ただその後も女児へのいじめは変わらず、両親からのたび重な
る訴えかけに耳をかさず(両親の言い分)、現在に至る。
その間の両親から担任への苦情(連絡帳でのクレーム)の内容
が担任の精神的苦痛を煽ったという内容である。


いわゆるモンスターペアレントであるので、そのものがもたら
したその苦への賠償責任を問うというものである。


私もすでに4年生になる子供を持つ親として興味深かった。


小学校6学年あれば、色々な先生がいる。
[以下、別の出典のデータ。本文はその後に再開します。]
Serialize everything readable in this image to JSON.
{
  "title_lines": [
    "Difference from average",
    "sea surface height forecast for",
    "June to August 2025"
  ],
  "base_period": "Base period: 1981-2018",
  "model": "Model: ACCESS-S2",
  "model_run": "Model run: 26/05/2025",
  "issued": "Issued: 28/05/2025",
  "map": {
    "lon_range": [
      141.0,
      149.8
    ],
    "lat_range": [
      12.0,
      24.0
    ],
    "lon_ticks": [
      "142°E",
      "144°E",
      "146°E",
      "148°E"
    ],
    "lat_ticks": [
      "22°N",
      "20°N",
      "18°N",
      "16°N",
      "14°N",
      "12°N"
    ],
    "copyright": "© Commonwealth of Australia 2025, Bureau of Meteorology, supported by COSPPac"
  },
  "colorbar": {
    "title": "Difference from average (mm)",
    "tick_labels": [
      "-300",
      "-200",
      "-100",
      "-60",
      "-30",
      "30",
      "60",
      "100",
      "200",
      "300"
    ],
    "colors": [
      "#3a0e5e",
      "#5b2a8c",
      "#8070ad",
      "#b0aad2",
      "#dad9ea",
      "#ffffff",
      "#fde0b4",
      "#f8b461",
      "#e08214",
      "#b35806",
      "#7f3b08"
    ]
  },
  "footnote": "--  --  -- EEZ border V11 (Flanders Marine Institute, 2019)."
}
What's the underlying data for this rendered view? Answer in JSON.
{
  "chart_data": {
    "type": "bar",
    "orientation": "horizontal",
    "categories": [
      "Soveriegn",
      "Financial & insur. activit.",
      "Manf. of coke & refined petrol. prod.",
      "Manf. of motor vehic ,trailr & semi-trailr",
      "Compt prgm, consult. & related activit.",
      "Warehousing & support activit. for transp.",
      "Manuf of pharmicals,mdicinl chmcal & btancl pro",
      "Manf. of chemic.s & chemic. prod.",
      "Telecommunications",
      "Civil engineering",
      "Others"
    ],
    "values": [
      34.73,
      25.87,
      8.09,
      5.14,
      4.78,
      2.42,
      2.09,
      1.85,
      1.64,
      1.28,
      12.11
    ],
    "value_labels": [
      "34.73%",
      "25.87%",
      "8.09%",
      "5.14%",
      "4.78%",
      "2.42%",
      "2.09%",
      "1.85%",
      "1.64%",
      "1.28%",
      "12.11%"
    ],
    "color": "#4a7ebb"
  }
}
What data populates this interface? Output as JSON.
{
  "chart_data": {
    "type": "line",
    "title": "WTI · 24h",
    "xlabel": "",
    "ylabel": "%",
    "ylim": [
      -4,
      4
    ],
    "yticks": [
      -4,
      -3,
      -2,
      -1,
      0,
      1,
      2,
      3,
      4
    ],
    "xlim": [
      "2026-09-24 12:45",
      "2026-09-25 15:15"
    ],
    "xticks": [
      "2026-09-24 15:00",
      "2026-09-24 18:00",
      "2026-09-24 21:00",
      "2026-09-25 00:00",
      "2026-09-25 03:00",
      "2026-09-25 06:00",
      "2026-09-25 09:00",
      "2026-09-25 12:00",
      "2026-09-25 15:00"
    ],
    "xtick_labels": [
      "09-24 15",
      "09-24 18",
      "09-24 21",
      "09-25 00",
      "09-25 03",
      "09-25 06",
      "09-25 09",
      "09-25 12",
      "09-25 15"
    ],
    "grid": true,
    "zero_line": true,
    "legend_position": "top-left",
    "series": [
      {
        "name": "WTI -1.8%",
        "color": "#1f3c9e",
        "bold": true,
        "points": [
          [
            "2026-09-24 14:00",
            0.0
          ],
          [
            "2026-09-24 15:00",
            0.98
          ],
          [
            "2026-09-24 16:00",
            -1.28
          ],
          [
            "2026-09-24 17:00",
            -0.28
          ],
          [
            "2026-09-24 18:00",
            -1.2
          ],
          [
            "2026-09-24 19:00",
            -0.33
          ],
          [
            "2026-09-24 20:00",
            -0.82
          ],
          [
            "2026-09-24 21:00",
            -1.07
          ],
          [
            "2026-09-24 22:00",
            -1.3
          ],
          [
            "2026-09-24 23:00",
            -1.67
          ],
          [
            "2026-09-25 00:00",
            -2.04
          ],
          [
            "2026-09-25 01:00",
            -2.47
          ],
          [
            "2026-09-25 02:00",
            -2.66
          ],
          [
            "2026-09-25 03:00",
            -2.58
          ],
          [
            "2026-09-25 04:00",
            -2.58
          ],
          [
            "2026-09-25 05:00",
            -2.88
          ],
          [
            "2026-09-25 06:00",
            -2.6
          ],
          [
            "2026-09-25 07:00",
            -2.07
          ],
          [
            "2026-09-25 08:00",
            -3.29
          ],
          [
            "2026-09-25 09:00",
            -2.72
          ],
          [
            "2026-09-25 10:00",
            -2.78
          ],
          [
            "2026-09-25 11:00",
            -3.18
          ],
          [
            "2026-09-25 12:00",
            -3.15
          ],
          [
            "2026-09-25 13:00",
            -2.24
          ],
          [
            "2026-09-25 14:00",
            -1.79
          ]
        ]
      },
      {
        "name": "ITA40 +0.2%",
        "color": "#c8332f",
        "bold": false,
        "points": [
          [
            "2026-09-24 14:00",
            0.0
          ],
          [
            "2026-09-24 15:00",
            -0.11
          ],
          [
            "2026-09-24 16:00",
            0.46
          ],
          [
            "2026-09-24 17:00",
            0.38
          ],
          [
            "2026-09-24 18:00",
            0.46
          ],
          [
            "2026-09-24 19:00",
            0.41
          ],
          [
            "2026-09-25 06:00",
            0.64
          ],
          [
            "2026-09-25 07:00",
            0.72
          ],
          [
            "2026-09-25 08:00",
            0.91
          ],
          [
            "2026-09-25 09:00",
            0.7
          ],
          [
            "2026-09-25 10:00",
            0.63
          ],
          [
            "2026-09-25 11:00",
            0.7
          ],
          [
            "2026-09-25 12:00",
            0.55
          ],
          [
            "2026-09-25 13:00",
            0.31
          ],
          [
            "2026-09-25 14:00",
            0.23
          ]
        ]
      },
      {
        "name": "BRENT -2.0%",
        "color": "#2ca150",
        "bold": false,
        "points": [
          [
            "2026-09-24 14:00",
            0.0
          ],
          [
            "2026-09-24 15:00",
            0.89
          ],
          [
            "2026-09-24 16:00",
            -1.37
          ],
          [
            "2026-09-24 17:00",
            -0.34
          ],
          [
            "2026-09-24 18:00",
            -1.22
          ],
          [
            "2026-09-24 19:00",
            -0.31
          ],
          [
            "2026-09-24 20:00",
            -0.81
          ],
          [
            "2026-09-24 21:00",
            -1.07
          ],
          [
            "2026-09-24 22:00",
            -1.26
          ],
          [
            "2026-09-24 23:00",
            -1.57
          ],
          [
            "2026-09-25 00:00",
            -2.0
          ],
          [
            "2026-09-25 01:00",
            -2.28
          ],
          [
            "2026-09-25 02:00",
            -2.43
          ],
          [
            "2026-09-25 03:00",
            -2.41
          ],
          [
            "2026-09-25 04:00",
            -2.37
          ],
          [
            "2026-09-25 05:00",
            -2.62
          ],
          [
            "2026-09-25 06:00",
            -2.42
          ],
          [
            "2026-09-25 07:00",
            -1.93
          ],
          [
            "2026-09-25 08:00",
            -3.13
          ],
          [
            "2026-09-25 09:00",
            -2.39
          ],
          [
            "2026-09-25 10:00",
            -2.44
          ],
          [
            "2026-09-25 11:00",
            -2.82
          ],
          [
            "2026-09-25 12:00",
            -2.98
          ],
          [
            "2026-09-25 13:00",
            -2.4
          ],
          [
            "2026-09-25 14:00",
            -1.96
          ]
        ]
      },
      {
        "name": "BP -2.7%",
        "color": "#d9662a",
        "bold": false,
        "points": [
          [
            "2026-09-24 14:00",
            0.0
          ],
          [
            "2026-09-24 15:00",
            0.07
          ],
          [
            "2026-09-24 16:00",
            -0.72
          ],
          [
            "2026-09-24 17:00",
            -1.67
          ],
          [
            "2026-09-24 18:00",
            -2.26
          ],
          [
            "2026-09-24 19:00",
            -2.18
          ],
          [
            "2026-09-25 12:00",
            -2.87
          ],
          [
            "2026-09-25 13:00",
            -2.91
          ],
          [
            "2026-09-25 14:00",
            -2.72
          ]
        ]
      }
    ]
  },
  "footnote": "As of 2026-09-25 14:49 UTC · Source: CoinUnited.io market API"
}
ひと学年のクラス数
が多ければなおさらだ。


私の子供が通っている小学校でも父母(特に母親)から嫌われ
やすい先生はいる。


うちの子供も新しい学年になった時に、担任が変わり、ある母
親から「運が悪かったね」といったようなことを言われたこと
を覚えている。
その母親はその担任をよく思っていないのだ。
特にうちの家庭内では好評の先生だったので、そのようなこと
を言われてもなんともなかったが。


色々な人がいれば好き嫌いくらいは誰にでもあるだろう。

ただ、今回の問題点は「先生が父兄を訴えている」という点で
ある。
単なる好き嫌いではすまされない問題である。


例えば、子供が学校で先生に殴られてケガをし、その医療費が
かかったので賠償責任を問う、というのであれば分からなくは
ない。

物理的に医療費がかかったのであるから。

ただ、その場合でもすぐには裁判は起こさないだろう。
話し合いを行い、示談ですまされるのが大方の流れである。
すぐに裁判が起きない理由のひとつに、学校の関与がある。
そのような事件で学校のイメージを悪くしたくない、という配
慮からである。


今回のような場合は「何に対しての賠償なのか」、ということ
から掘り起こさなければならない。
裁判においては今後、そのような調査がすすむだろう。


両親が学校へ来て物を壊したわけではない、また暴力を奮って
ケガをさせたわけではない。
本来であれば話し合いですませる内容である。


あるTV番組で出演者が
「裁判では”モンスターペアレント”の定義が問題になると思
います」
と言っていた。

真面目な顔で言っていたので、吹き出してしまった。

”悪ガキ”や”不良”の定義をあれこれ考えているのと同じであ
る。


このような裁判での論点は、子供の両親の訴えが、先生の仕

事や生活、精神をどれくらい脅かすものであったかどうかである。

両親の行動が賠償に当たるかどうかはそこしかない。

ただ、裁判ともなればそこに視点を移す前に、先生がそれを回
避する行動をしたかどうかを細かく調べなければならない。


先生といえど、給料をもらってやっている仕事である。
仕事であるという以上、色々な対応に気を配らなければならな
い。
クレーム処理もその一つのはずである。

提訴する前に、どれだけの話し合いをもったのだろうか。
両親が納得できるようにどれくらいの説明をしたのだろうか。
先生主導でどれくらいの話し合いを持ったのか、というところ
が今回の裁判の分かれ目となるだろう。

そして、提訴以外の方法はなかったのだろうか、という点もポイ
ントである。


また、提訴する際は、学校の責任者である校長には相談したので
あろうか、ということである。

インターネットで記事を見ると学校側はコメントを控えている。


決して、子供の両親の肩を持つわけではない。

この先生の訴え通り、度の行き過ぎた苦情だったのかもしれない。


ただ、提訴の前にすべきことがまだあったはずだ。


担任替え、クラス替えもそう簡単にはできるものではない、とい
うことは十分分かるが、そのような方法を試してからでも遅くは
なかったのではないだろうか。

子供の両親は担任替えを希望しているのである。


ただ一般人には学校側がコメントを控えている以上、真相は伝わ
ってこない。


私は子供の学校の参観日には必ず顔をだすし、仕事柄、夕方子供
が帰ってくる時間には家にいて、遊びに来た友達などを監視?し
ている。
学校での子供の生活ぶりも子供から毎日きいている。
先生が何と言ったかもきいている。


このような事件を見ると、いつか自分もモンスターペアレントと
して訴えられるのではないか、ときがきではないのだ。